Stephanos Papadopoulos – BIO
Stephanos Papadopoulos was born in North Carolina in 1976 and raised in Paris and Athens. He is the author of three books of poems : Lost Days, Hôtel-Dieu, and The Black Sea, as well as the editor and co-translator (with Katerina Anghelaki-Rooke) of Derek Walcott’s Selected Poems into Greek (Kastaniotis Editions, 2006). He was awarded a Civitella Ranieri Fellowship for The Black Sea and in 2014 he was awarded the Jeannette Haien Ballard Writer’s Prize selected by Mark Strand.
He attended the University of North Carolina at Chapel Hill, and spent a year at the University of Edinburgh, Scotland before graduating with a BA in Classical Archaeology from UNC. In 1998 he was invited to the Rat Island Foundation’s inaugural event in St.

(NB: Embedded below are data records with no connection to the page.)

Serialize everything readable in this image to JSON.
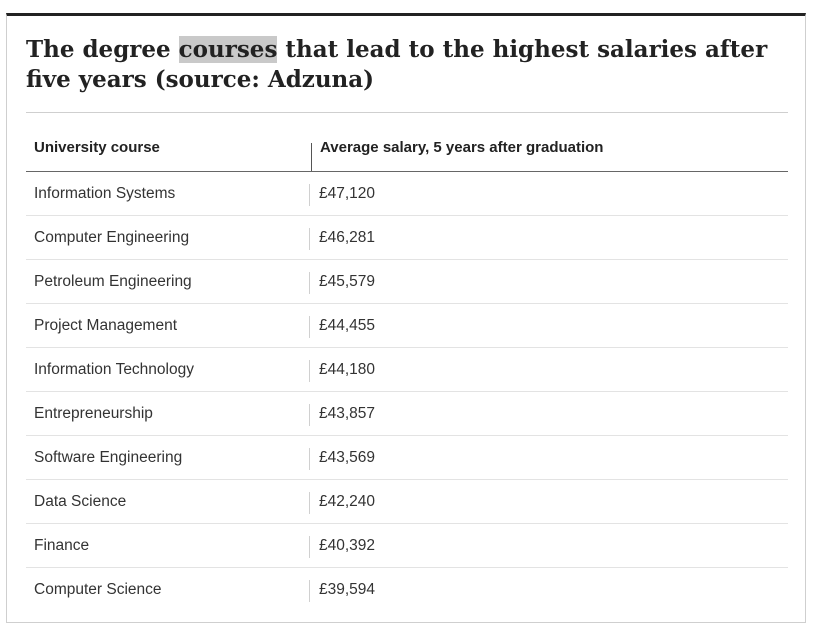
{
  "title": {
    "before": "The degree ",
    "highlight": "courses",
    "after": " that lead to the highest salaries after five years (source: Adzuna)"
  },
  "table": {
    "headers": [
      "University course",
      "Average salary, 5 years after graduation"
    ],
    "rows": [
      {
        "course": "Information Systems",
        "salary": "£47,120"
      },
      {
        "course": "Computer Engineering",
        "salary": "£46,281"
      },
      {
        "course": "Petroleum Engineering",
        "salary": "£45,579"
      },
      {
        "course": "Project Management",
        "salary": "£44,455"
      },
      {
        "course": "Information Technology",
        "salary": "£44,180"
      },
      {
        "course": "Entrepreneurship",
        "salary": "£43,857"
      },
      {
        "course": "Software Engineering",
        "salary": "£43,569"
      },
      {
        "course": "Data Science",
        "salary": "£42,240"
      },
      {
        "course": "Finance",
        "salary": "£40,392"
      },
      {
        "course": "Computer Science",
        "salary": "£39,594"
      }
    ]
  }
}
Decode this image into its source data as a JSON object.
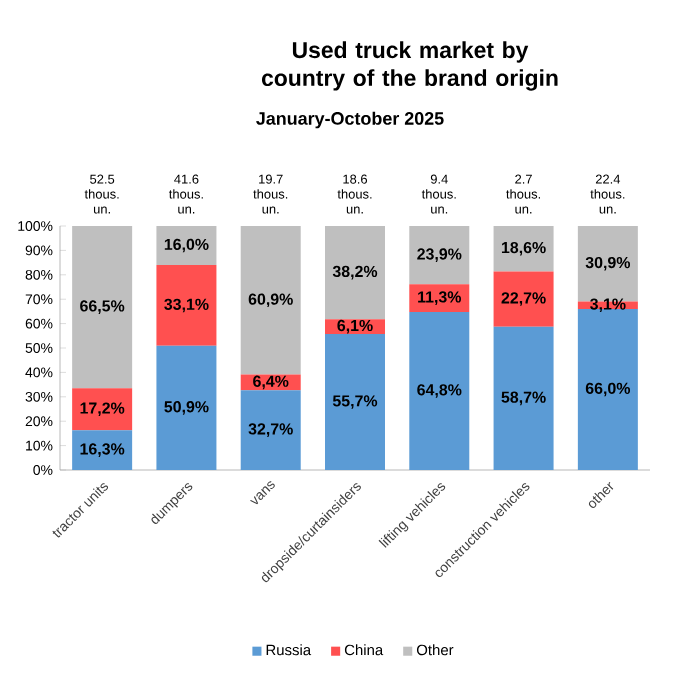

Lucia by Derek Walcott, beginning a long association with the poet.
His poems and translations have appeared in journals such as The New Republic, The Yale Review, Poetry Review, Stand Magazine and he writes regularly for the Los Angeles Review of Books. He has translated works of Greek poets, Katerina Anghelaki-Rooke, Yiannis Ritsos and Kostas Karyotakis among others. His own work had been translated into Greek by Katerina Anghelaki–Rooke, Italian by Matteo Campagnoli and Spanish by Rodrigo Rojas.
He has lectured and read at festivals around the world such as the Crossing Borders Festival in Holland, the Fundacion Neruda, Chile, Oxford University, University of Heidelberg, The University of Athens, The Signum Foundation, Venice, the Babel Festival at Bellinzona, and The North Carolina Literary festival among many others.
His most recent collection, The Black Sea, is a long poem-cycle about the Black Sea Greeks and their exodus from thatregion.The Black Sea explores the historic “great catastrophe” of the Pontic Greeks of Asia Minor in the 1920s through a series of “sonnet-monologues” or voices from the past. Priests, prostitutes, soldiers, and a bizarre cast of characters move through this poetic re-imagining of a tragic chapter in Greece’s history.